OBJECTIVE: The presence and effects of delirium among psychiatric
patients are not well understood. This study investigated incidence rates
and risk factors for delirium among hospitalized psychiatric patients.
METHODS: The charts of 199 patients admitted over a one-year period to a
tertiary care teaching hospital were retrospectively reviewed. Demographic
and medication variables were analyzed using multiple logistic regression.
Delirium was diagnosed retrospectively using DSM-III-R criteria. RESULTS:
The overall incidence of delirium in the study sample was 14.6 percent.

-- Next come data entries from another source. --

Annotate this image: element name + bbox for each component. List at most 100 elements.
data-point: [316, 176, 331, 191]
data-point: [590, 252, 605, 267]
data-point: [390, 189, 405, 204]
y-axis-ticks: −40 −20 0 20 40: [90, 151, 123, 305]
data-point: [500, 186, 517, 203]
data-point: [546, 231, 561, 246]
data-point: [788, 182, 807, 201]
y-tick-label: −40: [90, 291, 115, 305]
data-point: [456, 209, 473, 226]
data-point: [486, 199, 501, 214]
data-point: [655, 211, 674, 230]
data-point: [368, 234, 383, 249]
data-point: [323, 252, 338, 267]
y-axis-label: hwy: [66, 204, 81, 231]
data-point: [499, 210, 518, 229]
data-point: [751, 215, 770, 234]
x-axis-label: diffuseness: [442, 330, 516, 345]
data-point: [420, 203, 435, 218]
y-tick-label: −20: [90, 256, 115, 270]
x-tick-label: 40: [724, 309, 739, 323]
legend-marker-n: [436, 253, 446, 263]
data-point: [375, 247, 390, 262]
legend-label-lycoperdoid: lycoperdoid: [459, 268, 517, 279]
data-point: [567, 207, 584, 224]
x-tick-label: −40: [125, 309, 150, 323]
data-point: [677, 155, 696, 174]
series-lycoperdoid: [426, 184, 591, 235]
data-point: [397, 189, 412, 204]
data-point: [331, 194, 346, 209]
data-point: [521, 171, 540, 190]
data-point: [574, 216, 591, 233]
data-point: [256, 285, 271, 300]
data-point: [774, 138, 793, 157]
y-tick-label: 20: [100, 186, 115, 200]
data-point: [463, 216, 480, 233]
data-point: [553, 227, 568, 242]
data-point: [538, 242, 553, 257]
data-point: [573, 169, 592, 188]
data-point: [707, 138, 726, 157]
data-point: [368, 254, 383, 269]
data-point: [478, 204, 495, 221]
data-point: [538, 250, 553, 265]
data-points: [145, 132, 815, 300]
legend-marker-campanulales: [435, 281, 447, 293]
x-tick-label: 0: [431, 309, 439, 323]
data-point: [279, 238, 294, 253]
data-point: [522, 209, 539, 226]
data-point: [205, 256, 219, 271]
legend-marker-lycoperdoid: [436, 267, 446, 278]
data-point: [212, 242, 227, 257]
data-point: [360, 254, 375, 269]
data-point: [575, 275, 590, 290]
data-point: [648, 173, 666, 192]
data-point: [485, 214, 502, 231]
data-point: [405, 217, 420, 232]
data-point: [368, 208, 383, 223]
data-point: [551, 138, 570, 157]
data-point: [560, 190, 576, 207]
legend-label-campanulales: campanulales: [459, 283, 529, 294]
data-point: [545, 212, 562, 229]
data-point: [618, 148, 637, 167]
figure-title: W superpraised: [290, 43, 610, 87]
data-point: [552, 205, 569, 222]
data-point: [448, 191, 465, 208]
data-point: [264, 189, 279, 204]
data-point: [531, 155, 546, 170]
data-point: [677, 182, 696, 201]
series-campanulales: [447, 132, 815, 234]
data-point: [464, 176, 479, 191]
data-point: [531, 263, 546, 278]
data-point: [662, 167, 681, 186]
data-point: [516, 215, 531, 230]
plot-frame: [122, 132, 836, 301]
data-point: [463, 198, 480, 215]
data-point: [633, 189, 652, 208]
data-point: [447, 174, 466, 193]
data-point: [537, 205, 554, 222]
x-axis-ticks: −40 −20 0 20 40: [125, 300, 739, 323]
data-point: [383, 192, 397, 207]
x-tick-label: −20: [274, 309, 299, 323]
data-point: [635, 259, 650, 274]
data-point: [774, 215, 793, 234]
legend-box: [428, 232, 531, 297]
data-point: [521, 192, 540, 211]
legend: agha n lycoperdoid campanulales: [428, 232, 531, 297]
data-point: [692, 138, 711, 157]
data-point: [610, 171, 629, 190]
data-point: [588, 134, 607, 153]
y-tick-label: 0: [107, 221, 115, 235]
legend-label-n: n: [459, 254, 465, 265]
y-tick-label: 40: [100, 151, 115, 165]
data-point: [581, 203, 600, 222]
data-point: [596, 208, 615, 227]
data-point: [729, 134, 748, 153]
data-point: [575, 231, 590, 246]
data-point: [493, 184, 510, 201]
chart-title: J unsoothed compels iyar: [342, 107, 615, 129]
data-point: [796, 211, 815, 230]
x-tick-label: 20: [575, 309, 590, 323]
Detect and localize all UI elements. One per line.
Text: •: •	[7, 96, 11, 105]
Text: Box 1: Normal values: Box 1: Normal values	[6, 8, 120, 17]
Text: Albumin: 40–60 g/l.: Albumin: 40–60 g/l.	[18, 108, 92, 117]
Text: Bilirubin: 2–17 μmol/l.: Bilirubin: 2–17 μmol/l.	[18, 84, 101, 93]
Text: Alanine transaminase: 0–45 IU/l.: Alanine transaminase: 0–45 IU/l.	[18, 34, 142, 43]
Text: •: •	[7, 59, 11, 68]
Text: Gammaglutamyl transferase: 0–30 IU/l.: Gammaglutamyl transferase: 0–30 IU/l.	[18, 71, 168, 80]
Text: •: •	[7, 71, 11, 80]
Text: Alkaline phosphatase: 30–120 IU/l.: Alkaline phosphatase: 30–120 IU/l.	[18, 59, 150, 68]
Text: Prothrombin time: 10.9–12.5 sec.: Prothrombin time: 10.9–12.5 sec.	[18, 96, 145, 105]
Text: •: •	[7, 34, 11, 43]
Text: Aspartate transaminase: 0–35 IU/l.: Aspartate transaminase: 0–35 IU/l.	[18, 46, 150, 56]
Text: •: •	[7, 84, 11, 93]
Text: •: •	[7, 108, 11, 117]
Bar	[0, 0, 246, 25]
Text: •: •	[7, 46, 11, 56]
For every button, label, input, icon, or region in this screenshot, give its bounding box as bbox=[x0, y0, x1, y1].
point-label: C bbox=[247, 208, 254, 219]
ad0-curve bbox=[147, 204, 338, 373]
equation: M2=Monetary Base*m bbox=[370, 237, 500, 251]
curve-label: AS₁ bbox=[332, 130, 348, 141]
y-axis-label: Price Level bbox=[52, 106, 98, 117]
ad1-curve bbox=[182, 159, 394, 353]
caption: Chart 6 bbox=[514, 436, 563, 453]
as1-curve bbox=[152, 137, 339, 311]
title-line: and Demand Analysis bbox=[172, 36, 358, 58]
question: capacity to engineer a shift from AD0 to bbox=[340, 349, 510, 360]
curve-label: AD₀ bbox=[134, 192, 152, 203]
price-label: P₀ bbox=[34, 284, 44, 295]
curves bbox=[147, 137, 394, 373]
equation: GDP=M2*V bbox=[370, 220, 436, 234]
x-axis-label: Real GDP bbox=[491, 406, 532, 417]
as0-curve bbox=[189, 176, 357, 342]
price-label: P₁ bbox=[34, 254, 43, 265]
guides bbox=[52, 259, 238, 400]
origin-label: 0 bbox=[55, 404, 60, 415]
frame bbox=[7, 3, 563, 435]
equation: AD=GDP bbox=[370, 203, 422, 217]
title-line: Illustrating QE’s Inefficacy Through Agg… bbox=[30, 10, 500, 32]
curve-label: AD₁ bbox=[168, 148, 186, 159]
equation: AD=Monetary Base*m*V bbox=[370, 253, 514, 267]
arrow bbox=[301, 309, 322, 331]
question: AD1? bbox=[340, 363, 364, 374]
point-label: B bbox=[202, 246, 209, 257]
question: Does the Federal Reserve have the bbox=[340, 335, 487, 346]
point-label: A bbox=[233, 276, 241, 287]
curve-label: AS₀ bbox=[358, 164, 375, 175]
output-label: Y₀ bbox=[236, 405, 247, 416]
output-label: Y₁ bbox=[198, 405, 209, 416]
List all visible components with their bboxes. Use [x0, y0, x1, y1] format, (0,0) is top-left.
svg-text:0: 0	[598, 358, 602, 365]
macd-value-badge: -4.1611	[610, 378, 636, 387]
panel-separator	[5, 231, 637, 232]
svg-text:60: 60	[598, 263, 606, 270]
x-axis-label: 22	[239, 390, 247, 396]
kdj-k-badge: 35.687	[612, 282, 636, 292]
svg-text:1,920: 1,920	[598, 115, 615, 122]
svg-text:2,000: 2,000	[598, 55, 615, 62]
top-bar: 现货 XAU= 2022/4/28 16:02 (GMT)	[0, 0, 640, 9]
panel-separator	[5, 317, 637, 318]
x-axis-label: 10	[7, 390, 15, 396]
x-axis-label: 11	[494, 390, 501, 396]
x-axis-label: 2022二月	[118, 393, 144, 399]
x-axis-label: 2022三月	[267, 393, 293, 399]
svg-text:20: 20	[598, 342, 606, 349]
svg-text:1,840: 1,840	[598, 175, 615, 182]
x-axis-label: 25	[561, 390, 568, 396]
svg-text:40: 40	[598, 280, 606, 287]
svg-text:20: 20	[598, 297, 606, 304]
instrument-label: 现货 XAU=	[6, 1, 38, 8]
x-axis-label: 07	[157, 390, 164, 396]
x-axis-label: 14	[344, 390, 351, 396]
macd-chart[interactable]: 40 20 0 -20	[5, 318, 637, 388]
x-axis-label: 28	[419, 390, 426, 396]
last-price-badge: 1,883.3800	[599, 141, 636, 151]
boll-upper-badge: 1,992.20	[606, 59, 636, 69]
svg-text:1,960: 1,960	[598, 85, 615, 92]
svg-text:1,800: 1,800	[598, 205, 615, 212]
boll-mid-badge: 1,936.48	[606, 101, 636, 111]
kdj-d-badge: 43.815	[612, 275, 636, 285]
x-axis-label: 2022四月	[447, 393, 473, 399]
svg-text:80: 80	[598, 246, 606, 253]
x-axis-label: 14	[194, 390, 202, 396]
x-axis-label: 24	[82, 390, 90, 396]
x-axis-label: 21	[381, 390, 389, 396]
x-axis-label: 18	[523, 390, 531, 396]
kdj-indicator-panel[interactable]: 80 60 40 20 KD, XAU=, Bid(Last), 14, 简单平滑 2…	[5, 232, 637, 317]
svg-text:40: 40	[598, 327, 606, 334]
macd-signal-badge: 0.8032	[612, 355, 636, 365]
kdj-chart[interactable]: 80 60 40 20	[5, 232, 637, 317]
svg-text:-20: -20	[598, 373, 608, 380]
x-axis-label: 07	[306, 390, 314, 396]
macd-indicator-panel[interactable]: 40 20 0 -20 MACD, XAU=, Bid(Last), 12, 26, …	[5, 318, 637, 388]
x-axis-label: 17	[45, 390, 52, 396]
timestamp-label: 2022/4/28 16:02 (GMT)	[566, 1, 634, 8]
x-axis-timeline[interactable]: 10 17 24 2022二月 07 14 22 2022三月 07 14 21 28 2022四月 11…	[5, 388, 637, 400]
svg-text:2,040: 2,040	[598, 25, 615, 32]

Delirium was most common among patients with schizophrenia and bipolar
disorder; patients with bipolar disorder had the highest incidence (35.5
percent). Only 48 percent of delirious patients were actually recognized as
having delirium at the time it occurred. Antiparkinsonian medications were
the only medications significantly associated with delirium; lithium was
not an independent risk factor. Older age was the only significant
demographic risk variable. The hospital stays of patients with delirium
were 62.1 percent longer than those of patients without delirium.
CONCLUSIONS: Patients with bipolar disorder appeared to be at higher risk
for developing delirium, whether or not lithium was used in treatment. This
finding may reflect an inherent predisposition to delirium among these
patients. Alternatively, the combination of medications used in treating
patients with bipolar disorder may be a risk factor.